GS WorldView - Dec99 Issue

Presents

The Aaron Slater

Woz Interview


Here it is, as promised. My Exclusive Interview with

Apple Co-Founder Steve Wozniak.

 

Steve Wozniak Interview Transcript
©1999 Aaron Slater


<AARON> I am sure you know about Kansas Fest, arguably the nation's largest convention of Apple users. Do you have plans on attending KFest 2000? Do you plan on attending KFest in the next few years? When?

<WOZ> I'd love to attend but am so far behind on personal things (I'm saying 'yes' so often to others that I have to say 'no' to my family too often) that it's unlikely that I'll make one.

<AARON> Regarding the Apple logo, where did the idea come from to use six colors, and does the 'bite' represent anything?

<WOZ> The Apple ][ was the only low cost computer to be offered with color (and graphics and hi-res color graphics and game paddles and sound and BASIC in ROM and low cost DRAMs, and cassette tape interface built in, and many other things) and we wanted to stress that. No other computer would have a claim to color for years. The PR agency that we hired came up with the multicolored Apple shape, with the colors in rainbow order. Steve Jobs took it and rearranged the colors to put the darker feeling at the bottom.

<AARON> When Microsoft first introduced Windows, what were your personal
feelings? do you feel betrayed?

<WOZ> The first Windows that I was aware of was just a shell over DOS and still had it's drawbacks. The first Windows that started looking like a Mac was something like 3.1 and it felt like an infringement. Windows 95 was way over the line. But the courts ruled that Apple had licensed this technology to Microsoft because of some fine print that included the phrase "and derivative works."

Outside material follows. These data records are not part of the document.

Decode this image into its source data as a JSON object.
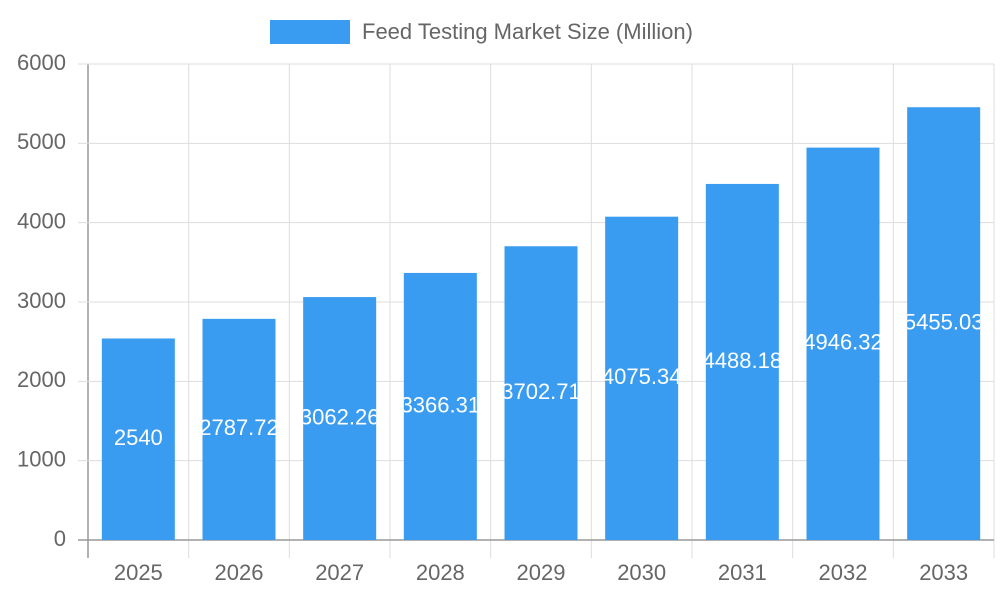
{
  "chart_data": {
    "type": "bar",
    "categories": [
      "2025",
      "2026",
      "2027",
      "2028",
      "2029",
      "2030",
      "2031",
      "2032",
      "2033"
    ],
    "series": [
      {
        "name": "Feed Testing Market Size (Million)",
        "color": "#399cf0",
        "values": [
          2540,
          2787.72,
          3062.26,
          3366.31,
          3702.71,
          4075.34,
          4488.18,
          4946.32,
          5455.03
        ]
      }
    ],
    "ylim": [
      0,
      6000
    ],
    "yticks": [
      0,
      1000,
      2000,
      3000,
      4000,
      5000,
      6000
    ],
    "grid": true,
    "legend": "top"
  }
}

<AARON> What do you think will happen to Microsoft, now that the United States Department of Justice has declared them a monopoly?

<WOZ> I hope that they will be severely broken up and have to put their OS in the public domain and give their browser to AOL, along with the value of lost browser business ($100B?) and penalties too...But I expect that the final deals get worked out with a settlement that is mostly words and costs Microsoft little, like agreements to avoid certain practices in the future and token apologies. That's probably the difference between the justice department and Microsoft right now.

<AARON> What do you think of the open source situation in general? Are Linux or BSD variants viable options for the future of the Mac?

<WOZ> I'm not close enough to answer. It sounds good and pure and can attract some of the best minds for a while, but will it continue in this mode? I don't have the answer.

<AARON> Where do you see the Mac going as Open Source software Breaks hardware barriers?

<WOZ> I haven't thought about it, sorry...It seems that the Mac has always been very closed source, held closed by at least one copyright ROM. Apple didn't have a good experience with clones. I think that the feeling is that Apple can make better hardware when it keeps control and there aren't 20 companies making their own versions of it.

<AARON>
The Apple II series was undoubtedly the most popular and widespread computer of it's time, unfortunately it's lineage was ended with the IIgs. What do you think the Apple II series would be like today if it had been allowed to evolve past the IIgs into today?

<WOZ> I don't think that the processor extensions, along with the need to support the past products, would have made sense. An OS should be designed for a graphics environment from the ground up, as the Mac's was. I don't think that app development for the ][gs would have kept up with that for the Mac. But there would still be a sizable group of followers, just not in relative, or percentage, terms. The Mac today suffers from having fewer new apps and compatible products, but it fare's OK.

<AARON> Looking back on all you know now, if it were 1977, what would you have changed about the design of the Apple II?

<WOZ> I've looked back sincerely many many times and always concluded that I would not change a thing.

<AARON> What single accomplishment are you most pleased with in the Apple II? Why?

<WOZ> Probably it would be the few-chip color solution. Overall, the product was designed to take very few chips in a day when there weren't many large chips to use. Even the 4 paddles only took one chip. The system timing got reduced from 10 chips to 5 and then again to about 2 chips. Combining the video RAM and processor RAM was another huge chip saving. In the end we were able to build a product that far outclassed the other computers of the day, yet took only a small fraction of the chips, and was therefore able to be manufactured as a very complete computer in a small size.